Suppose our input waveform chunk looks like this:

If we compute a FFT on it, we are actually computing the FT of this, which is the input chunk repeated:

(which is repeated and goes on to infinity).

However that's not what we want, we want the FT of just the input chunk, with zeros everywhere else. So to do that we (conceptually) multiply the input with a rect, which is equivalent to convolving with a sinc in the frequency domain or interpolating it.

The FFT output might look like this:

The black lines are the discrete output points, while the red line is the interpolated waveform.

Every point on the red waveform is mathematically equivalent to the dot product between a particular sinusoid and the input waveform chunk.
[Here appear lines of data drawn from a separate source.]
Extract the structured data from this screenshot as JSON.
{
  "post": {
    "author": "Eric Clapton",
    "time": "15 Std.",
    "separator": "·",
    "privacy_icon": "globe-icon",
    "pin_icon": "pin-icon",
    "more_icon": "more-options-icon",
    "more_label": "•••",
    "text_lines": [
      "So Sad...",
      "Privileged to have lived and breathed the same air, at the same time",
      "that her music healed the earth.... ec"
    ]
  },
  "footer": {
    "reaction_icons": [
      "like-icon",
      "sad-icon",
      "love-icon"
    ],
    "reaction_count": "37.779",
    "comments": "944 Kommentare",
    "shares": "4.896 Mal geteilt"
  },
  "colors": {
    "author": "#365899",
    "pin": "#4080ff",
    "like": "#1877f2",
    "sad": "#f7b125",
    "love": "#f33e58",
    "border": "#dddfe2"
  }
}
The peak pointed to by the blue arrow is the maximum point. This peak can be extracted without actually interpolating the FFT output, by deriving the formula of the sinc convolution and then finding local maxima.

Regardless of what you do, to actually make full use of the input data you must look at all points, so your minimum computational complexity is O(n). The FFT + peak finding has a complexity of n log n, which is very close to O(n) and I would say is pretty much as good as you can get. Any approaches that are sublinear such as sparse FFT variants will not give you the MAP result, and thus are not optimal in terms of extracting maximum information out of the input waveform.

Please, before you comment that new and shiny approaches do far better than FFT, go and review your first year signals and systems theory and fourier identities, and try deriving exactly what you are actually computing. There is a time and place for sparse approaches, but when you have evenly spaced input data and you want a best possible estimate of frequency and phase, you actually can not do better than a fourier based approach.